Kate, the Cat and the Moon
- Author: David Almond
- Illustrator: Stephen Lambert
- Language: English
- Genre: Children's picture book
- Published: 2004 (Hodder Children's Books)
- Publication place: England
- Media type: Print (hardback)
- Pages: 32 (unpaginated)
- ISBN: 9780340773871
- OCLC: 731419051

= Kate, the Cat and the Moon =

2004 picture book by David Almond

Kate, the Cat and the Moon is a 2004 Children's picture book by David Almond and Stephen Lambert. It is about a girl, Kate, and her nighttime adventures with a feline companion when she transforms into a cat.

==Reception==
In a review of Kate, the Cat and the Moon, Booklist wrote "Almond, .. writes beautifully about Kate's foray into the night, .. Lambert's thickly applied colors and strong, sturdy shapes give the art a robust, muscular feel that balances the dreamy conceit." and the School Library Journal wrote "This bedtime fantasy is sure to earn Almond new fans." concluding "This book will charm feline fanatics everywhere." Kirkus Reviews wrote "The slightly mystical quality of Almond’s text seems somewhat mismatched with Lambert’s gleeful but more solid visuals.

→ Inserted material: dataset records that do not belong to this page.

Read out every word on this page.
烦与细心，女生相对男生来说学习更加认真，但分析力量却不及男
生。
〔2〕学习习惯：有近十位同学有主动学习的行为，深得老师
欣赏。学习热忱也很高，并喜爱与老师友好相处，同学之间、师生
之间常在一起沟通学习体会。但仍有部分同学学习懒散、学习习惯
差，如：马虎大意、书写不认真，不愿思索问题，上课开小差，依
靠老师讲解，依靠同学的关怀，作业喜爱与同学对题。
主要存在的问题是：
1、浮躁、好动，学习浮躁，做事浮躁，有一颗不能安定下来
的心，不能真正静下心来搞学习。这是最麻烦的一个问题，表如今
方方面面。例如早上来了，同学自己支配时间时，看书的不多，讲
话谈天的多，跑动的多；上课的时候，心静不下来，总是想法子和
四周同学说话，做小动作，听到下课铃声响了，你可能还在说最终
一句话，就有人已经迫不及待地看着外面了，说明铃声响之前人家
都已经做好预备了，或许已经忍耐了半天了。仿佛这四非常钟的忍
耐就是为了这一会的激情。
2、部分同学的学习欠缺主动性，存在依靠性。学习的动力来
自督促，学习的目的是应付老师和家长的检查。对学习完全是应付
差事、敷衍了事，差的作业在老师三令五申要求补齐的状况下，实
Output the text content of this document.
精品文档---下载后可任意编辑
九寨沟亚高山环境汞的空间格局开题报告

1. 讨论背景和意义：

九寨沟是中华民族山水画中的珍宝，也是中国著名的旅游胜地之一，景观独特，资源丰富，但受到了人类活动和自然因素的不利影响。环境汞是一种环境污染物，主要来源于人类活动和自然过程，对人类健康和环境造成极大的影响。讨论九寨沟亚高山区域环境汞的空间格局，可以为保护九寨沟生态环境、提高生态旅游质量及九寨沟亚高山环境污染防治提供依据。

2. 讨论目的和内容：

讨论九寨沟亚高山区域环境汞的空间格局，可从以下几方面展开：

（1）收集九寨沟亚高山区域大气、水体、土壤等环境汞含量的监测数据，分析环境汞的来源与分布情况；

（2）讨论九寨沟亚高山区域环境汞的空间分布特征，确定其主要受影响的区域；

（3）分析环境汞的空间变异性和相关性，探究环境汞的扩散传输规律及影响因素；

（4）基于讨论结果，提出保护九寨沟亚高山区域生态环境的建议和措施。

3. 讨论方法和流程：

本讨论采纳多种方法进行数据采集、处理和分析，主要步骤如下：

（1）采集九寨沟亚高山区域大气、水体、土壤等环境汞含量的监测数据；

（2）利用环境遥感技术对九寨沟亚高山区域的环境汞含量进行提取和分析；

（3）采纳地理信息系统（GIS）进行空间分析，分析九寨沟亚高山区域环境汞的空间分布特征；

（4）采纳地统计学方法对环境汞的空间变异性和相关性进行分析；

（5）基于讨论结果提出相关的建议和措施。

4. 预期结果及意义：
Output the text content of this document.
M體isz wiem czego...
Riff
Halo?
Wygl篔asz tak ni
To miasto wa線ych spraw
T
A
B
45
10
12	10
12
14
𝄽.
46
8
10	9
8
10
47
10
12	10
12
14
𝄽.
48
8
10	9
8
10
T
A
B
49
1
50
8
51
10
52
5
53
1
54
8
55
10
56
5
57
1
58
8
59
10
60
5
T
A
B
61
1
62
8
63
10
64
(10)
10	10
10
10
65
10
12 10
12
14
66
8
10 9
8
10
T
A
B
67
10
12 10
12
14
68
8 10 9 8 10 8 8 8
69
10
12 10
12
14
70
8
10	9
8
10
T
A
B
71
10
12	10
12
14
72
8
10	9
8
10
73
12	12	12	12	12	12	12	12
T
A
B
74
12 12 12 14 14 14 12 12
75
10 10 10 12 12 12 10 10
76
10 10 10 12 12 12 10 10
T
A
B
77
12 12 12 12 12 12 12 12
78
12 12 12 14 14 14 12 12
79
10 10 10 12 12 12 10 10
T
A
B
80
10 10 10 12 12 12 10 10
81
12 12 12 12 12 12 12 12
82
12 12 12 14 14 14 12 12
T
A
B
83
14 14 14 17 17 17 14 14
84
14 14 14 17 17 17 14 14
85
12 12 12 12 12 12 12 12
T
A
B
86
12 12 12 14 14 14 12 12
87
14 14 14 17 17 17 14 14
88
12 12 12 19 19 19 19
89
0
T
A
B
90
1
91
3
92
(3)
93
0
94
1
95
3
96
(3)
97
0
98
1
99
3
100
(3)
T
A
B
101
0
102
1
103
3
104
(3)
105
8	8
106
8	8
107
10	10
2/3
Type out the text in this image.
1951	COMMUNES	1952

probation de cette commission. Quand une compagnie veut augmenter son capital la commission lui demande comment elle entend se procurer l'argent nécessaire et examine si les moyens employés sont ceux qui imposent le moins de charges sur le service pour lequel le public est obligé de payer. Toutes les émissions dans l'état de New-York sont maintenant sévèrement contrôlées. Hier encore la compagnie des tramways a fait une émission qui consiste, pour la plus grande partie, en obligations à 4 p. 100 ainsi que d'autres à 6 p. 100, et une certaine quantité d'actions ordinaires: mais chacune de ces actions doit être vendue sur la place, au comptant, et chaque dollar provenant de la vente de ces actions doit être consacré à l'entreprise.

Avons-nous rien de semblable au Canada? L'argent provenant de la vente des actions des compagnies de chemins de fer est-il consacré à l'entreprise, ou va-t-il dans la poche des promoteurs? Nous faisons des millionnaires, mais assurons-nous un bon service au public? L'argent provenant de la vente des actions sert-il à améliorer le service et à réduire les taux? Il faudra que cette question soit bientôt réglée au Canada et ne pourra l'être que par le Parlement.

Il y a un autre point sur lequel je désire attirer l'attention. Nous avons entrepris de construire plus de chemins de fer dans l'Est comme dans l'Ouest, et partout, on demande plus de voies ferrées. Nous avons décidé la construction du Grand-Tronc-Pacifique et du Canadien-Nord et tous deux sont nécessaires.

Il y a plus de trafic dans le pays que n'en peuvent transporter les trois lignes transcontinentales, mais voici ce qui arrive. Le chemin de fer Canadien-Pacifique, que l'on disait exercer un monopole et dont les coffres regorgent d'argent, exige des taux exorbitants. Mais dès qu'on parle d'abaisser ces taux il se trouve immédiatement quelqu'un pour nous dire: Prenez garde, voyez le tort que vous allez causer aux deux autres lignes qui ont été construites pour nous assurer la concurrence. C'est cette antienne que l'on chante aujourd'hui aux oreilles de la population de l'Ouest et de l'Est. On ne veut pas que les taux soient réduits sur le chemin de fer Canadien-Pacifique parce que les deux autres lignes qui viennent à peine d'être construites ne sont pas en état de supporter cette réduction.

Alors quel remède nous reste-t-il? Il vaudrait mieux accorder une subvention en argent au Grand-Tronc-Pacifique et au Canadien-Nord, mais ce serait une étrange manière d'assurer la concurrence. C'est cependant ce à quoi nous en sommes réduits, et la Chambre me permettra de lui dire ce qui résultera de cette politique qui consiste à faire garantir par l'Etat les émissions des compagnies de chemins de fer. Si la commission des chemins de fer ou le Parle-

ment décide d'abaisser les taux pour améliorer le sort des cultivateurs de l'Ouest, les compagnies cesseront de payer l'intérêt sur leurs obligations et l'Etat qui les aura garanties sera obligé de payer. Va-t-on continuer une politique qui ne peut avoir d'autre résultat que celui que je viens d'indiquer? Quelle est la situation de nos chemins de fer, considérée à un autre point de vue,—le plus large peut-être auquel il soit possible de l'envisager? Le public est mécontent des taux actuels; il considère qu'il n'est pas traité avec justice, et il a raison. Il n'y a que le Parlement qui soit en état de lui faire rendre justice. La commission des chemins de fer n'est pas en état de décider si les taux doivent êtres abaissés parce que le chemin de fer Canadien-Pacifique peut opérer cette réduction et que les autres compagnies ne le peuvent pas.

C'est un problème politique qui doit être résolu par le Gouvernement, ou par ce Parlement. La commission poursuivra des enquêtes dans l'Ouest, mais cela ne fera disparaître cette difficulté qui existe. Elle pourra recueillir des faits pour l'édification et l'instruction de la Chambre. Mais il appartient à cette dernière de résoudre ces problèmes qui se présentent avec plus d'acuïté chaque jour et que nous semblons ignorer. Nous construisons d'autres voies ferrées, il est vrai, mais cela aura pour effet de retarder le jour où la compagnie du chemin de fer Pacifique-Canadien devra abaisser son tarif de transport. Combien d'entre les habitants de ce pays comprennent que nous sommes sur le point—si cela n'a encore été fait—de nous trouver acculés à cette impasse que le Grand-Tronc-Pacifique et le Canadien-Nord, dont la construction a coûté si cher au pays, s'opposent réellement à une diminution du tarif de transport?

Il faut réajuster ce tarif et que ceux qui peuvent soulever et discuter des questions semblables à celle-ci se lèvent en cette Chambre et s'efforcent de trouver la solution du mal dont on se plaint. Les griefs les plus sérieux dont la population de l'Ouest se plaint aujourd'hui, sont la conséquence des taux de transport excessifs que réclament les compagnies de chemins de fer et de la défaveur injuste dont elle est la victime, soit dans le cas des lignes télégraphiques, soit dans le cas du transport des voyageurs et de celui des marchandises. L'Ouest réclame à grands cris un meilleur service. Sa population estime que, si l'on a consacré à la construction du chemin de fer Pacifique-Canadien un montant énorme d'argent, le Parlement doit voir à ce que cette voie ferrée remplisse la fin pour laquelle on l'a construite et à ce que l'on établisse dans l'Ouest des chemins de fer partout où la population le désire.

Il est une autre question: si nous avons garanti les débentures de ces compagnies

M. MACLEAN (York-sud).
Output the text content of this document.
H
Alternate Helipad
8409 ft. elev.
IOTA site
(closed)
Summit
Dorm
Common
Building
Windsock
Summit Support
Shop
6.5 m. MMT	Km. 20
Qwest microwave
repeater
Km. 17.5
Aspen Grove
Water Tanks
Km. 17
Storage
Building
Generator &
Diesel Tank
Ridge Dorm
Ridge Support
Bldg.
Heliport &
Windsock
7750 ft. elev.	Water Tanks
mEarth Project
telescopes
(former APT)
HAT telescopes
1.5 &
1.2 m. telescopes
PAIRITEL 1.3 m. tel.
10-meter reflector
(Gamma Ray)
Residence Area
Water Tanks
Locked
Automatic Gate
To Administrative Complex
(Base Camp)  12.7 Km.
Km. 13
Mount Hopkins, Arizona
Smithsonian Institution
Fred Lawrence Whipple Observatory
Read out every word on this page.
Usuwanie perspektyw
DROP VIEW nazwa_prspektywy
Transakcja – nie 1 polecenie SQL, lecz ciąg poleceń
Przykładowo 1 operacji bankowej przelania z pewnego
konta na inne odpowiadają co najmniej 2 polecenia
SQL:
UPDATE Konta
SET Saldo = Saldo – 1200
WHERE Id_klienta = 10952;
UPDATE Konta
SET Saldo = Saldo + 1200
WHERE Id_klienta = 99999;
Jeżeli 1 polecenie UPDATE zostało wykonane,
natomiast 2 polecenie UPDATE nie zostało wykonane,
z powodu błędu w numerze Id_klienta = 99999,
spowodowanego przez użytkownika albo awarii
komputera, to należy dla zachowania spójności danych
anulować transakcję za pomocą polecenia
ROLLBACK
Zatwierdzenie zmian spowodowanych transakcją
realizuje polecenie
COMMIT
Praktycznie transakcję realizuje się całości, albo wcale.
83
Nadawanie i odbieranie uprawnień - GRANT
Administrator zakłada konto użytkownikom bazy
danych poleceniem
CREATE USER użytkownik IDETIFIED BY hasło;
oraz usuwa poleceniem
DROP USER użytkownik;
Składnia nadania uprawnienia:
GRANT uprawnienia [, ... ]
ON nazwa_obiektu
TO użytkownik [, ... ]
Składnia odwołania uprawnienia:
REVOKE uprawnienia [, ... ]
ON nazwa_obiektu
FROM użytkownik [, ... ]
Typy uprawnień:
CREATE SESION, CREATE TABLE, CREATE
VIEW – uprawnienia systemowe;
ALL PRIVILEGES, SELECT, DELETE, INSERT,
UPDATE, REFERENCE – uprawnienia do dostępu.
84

One hopes that Almond will do more picture books with less grounded illustrations that let his odd spiritual tone show through; this one, meanwhile, is a lovely and safe adventure."

It has been called a "small, lyric gem.", and "Simple and elegant".

Kate, the Cat and the Moon has also been reviewed by Reading Time, and the Library Media Connection magazine.